Tout d’abord il faut rendre justice au style de l’auteur qui est très beau, très juste, très précis et vivant.
Elle est arrivée à me faire passer beaucoup d’émotions fortes à travers les points de vue de Lochan qui est un personnage très touchant, extrêmement bien écrit et complexe.
Il est d’ailleurs pour moi la plus grande réussite du livre.

 

Talking to adults is bearable; it’s talking to people my age that’s impossible. So I keep replaying Maya’s words in my head. Maybe there is someone who isn’t ashamed of me after all. Perhaps there is one member of my family whom I haven’t totaly let down. But the void yawns open like a cavern inside my chest. I feel so damn lonely all the time. Even though I’m surrounded by pupils, there is this invisible screen between us, and behind the glass wall I am screaming, screaming in my own silence, screaming to be noticed, to be befriended, to be liked.

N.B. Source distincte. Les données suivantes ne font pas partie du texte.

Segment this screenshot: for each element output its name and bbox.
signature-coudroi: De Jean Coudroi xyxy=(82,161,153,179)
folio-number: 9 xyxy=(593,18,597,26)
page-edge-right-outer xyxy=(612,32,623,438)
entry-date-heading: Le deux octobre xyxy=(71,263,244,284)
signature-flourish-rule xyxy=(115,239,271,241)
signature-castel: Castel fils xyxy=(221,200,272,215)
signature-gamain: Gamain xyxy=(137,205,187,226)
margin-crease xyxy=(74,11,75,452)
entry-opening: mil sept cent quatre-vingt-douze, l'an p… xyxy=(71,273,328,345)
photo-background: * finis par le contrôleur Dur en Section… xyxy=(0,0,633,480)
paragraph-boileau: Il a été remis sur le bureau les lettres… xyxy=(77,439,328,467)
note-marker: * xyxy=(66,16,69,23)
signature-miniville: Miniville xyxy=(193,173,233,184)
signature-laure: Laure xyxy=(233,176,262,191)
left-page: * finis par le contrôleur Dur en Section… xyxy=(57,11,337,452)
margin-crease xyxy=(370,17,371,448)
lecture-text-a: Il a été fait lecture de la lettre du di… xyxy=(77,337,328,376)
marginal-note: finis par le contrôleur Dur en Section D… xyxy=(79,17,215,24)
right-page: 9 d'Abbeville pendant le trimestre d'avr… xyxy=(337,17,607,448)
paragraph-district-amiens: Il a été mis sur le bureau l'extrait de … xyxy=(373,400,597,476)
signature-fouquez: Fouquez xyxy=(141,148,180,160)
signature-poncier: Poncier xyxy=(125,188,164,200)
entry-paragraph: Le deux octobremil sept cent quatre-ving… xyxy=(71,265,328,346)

Parler avec des adultes est supportable ; c’est parler avec des gens de mon âge qui m’est impossible. Du coup, je me répète sans cesse les mots de Maya.
Peut-être qu’il y a quelqu’un qui n’a pas honte de moi après tout. Peut-être qu’il y a un membre de ma famille que je n’ai pas encore complètement déçu.

Mais ça n’empêche pas le vide à l’intérieur de ma poitrine de s’agrandir.
Je me sens tellement seul tout le temps. Et même si je suis entouré d’élèves, il y a cet écran invisible entre nous et derrière ce mur de verre, je crie. Je crie, muré dans mon propre silence, je crie pour être remarqué, pour devenir un ami, pour être apprécié.

 

Pour le reste, si je dois bien reconnaître avoir trouvé leur amour beau et même touchant, je n’ai pas tout de même jamais pu faire abstraction de leur lien fraternel, surtout dans les parties avec des descriptions plus physiques.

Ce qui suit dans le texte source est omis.